Pola panen padi di Indonesia pada 2022 secara umum hampir mirip dengan pola panen padi pada 2021. Total produksi padi di Indonesia selama 2022 sekitar 54,75 juta ton GKG, atau meningkat sebesar 333,68 ribu ton (0,61%) dibandingkan 2021.
Jika dilihat lebih rinci, peningkatan produksi padi tertinggi terjadi pada bulan November 2022, yaitu lebih tinggi sekitar 0,39 juta ton dibandingkan November 2021. Sementara itu, penurunan produksi padi yang cukup signifikan terjadi pada bulan Juli 2022, yaitu sebesar 0,80 juta ton dibandingkan produksi padi pada Juli 2021.
Indonesia ini memang merupakan konsumen beras terbesar keempat di dunia di mana konsumsinya mencapai 35,3 juta metrik ton sepanjang tahunlalu. Angka volume konsumsi beras tersebut konsisten dari konsumsi masyarakat Indonesia pada periode sebelumnya.
Karena itu, dengan melihat kondisi sekarang Indonesia memang patut hati-hati apalagi harga beras dunia sudah berada di level tertinggi dalam 12 tahun. Jalan impor memang tengah di siapkan pemerintah untuk menekan harga beras dalam negeri.
Belum lagi, pada 20 Juli lalu, India tengah melarang ekspor beras non-basmati sebagai upaya untuk mengendalikan harga pangan di dalam negerinya.

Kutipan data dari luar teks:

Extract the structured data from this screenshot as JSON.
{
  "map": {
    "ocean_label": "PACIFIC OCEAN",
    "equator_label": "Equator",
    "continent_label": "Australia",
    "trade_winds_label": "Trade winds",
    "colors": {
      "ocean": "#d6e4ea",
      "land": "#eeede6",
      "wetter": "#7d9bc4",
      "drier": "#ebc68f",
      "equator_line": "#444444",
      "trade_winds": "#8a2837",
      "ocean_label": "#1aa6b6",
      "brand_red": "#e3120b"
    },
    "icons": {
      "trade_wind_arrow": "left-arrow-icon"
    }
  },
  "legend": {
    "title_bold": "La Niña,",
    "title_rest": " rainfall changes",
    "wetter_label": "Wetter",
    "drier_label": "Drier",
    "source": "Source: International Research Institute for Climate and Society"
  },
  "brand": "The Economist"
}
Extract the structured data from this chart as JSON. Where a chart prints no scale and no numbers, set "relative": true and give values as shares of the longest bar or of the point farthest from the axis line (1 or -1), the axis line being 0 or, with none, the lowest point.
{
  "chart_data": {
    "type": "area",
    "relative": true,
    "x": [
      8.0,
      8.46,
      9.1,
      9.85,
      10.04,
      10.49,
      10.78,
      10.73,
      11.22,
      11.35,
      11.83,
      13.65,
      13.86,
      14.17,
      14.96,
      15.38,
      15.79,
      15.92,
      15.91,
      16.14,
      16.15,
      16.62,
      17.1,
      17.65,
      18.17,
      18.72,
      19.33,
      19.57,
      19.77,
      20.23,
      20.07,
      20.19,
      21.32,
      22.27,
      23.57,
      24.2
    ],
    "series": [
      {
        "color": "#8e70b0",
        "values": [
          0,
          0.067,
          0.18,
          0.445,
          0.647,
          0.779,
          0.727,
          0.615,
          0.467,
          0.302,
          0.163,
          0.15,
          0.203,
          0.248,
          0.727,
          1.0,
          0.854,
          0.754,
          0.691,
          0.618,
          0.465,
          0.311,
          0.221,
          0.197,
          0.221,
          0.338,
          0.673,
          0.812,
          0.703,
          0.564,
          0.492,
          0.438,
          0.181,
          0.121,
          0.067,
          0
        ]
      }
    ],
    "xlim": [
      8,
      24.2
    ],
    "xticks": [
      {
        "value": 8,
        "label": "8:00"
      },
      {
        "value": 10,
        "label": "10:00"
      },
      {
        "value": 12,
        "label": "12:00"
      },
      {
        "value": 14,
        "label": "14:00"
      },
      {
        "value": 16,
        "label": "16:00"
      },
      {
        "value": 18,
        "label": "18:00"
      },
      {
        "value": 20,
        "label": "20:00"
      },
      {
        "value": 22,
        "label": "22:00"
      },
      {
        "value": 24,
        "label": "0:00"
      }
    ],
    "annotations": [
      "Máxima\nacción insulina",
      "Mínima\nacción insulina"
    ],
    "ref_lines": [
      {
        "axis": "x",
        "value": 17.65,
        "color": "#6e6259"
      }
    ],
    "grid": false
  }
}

Di saat bersamaan, ada kekhawatiran terkait dampak El Nino terhadap produksi pangan, terutama di negara-negara pemasok utama dunia.
Indeks Harga Beras Organisasi Pangan dan Pertanian (FAO) pun menunjukkan, harga untuk Juli naik 2,8% menjadi 129,7 poin. Angka tersebut naik 19,7% dibandingkan tahun lalu, dan nilai nominal tertinggi sejak September 2011, data dari FAO menunjukkan bahwa kenaikan harga paling tajam datang dari Thailand.
Celakanya, pasar beras global diperkirakan masih akan mengalami tekanan lebih lanjut karena produsen beras terkemuka dunia yakni China, bergulat dengan risiko hujan lebat dan banjir.
"Hujan lebat di wilayah timur laut penghasil biji-bijian China yang akan mengurangi hasil panen kemungkinan akan memberikan tekanan pada harga beras global yang sudah tinggi," kata Fitch Ratings dalam laporan baru-baru ini.